The siblings Hans K. and Paula M. and her brother-in-law Maximilian L. were co-owners of a family estate in Lower Austria. They had already had sold large areas of the K. Estate to a number of buyers prior to 1938, including the Province of Lower Austria, due to financial difficulties. Following the death of Paula M. in September 1938 and Hans K. in January 1939, their children and heirs continued these efforts to sell off land, owning at least in part to large inheritance tax demands. At the same time, from early 1939 onward sale negotiations were held with the soon-to-be Reich region Lower Danube. Following the takeover of the K. Estate by the Reich region Lower Danube in September 1939, initially in trust, it then went on to purchase the agricultural properties in the summer of 1940.
As descendants of the W. family, which was considered Jewish after the Anschluss of Austria to the German Reich, Hans K. and his sister Paula M. were affected by the Nuremberg Laws of 1935. Paula M. was considered a Mischling I. Grades (“first grade half caste”) and, due to his marriage to a Jew, her brother was considered Jewish. The K. family took numerous steps in its efforts to gain a more beneficial “genealogical status”. After the W. family had assigned a large number of assets to the German Reich, an ancestor of the K. family was declared to be “Aryan”, as a result of which Hans K. was considered a Mischling II. Grades (“second grade half caste”) and his three children “first grade half castes”. The heirs of Paula M., who had in the meantime passed away, were then considered “Aryan”.
In its decision no. 853/2012, the Arbitration Panel reached the conclusion that the descent of the K. family had not been a causal factor for the sale of the K. Estate to the Reich region Lower Danube. The run-up to the sale and the circumstances surrounding the purchase contract yielded no indications of discriminatory treatment. It could not be established that the vendors had been forced to sell by the Reich region or that other Nazi authorities had exerted their influence on them during the conclusion of the sale in a discriminatory way. The vendors had also received the purchase price, which had been adequate, in full. The Arbitration Panel also examined whether the K. family had felt forced into the sale through the imposition of a Jewish capital levy for Hans K., which was later cancelled. However, the Arbitration Panel was unable to identify any such indications of an indirect pressure to sell.
In the application for reopening one of the applicants submitted various documents as “new evidence”, including private correspondence from the Nazi era and budgetary statutes and statements of account of the Reich region Lower Danube. She asserted that these proved that the sale of the K. Estate had occurred on grounds of descent and that the proceeds from the sale had not been paid in full.

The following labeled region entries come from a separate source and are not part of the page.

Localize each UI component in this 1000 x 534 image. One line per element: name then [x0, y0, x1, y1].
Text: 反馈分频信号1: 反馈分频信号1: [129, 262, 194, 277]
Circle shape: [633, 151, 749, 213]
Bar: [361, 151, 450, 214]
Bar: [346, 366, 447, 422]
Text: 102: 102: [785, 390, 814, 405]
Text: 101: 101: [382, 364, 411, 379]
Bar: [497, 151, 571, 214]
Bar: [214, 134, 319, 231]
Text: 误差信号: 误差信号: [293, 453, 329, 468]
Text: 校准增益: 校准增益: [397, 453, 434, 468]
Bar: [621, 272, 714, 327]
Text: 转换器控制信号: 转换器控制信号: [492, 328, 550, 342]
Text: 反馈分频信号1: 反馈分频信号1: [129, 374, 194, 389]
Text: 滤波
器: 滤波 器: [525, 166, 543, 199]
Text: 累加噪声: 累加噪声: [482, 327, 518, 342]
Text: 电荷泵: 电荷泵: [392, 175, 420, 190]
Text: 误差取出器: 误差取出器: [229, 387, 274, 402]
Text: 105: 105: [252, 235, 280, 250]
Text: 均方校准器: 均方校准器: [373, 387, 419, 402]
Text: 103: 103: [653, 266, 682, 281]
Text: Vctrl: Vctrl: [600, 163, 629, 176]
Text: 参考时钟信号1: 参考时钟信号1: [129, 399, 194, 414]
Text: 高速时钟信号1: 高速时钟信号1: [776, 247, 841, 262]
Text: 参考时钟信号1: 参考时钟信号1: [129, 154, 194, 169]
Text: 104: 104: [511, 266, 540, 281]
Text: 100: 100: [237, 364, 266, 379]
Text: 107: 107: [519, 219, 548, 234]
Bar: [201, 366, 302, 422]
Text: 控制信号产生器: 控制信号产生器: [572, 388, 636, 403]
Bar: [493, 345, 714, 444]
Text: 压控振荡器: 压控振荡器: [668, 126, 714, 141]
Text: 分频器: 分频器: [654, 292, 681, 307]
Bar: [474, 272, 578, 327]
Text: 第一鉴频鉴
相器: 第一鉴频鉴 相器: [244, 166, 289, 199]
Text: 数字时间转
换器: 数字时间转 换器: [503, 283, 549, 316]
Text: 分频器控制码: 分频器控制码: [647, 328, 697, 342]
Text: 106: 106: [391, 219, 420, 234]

In its judicial appraisal of the newly-submitted documents, the Arbitration Panel reached the conclusion that they did not contain any new indications that could go on to prove that the seizure had been seized on grounds of persecution as defined by the GSF Law. The newly-submitted documents did not warrant the assumption that they could have brought about a different outcome to the original proceedings if they had been submitted. Therefore, the application to reopen these proceedings was rejected.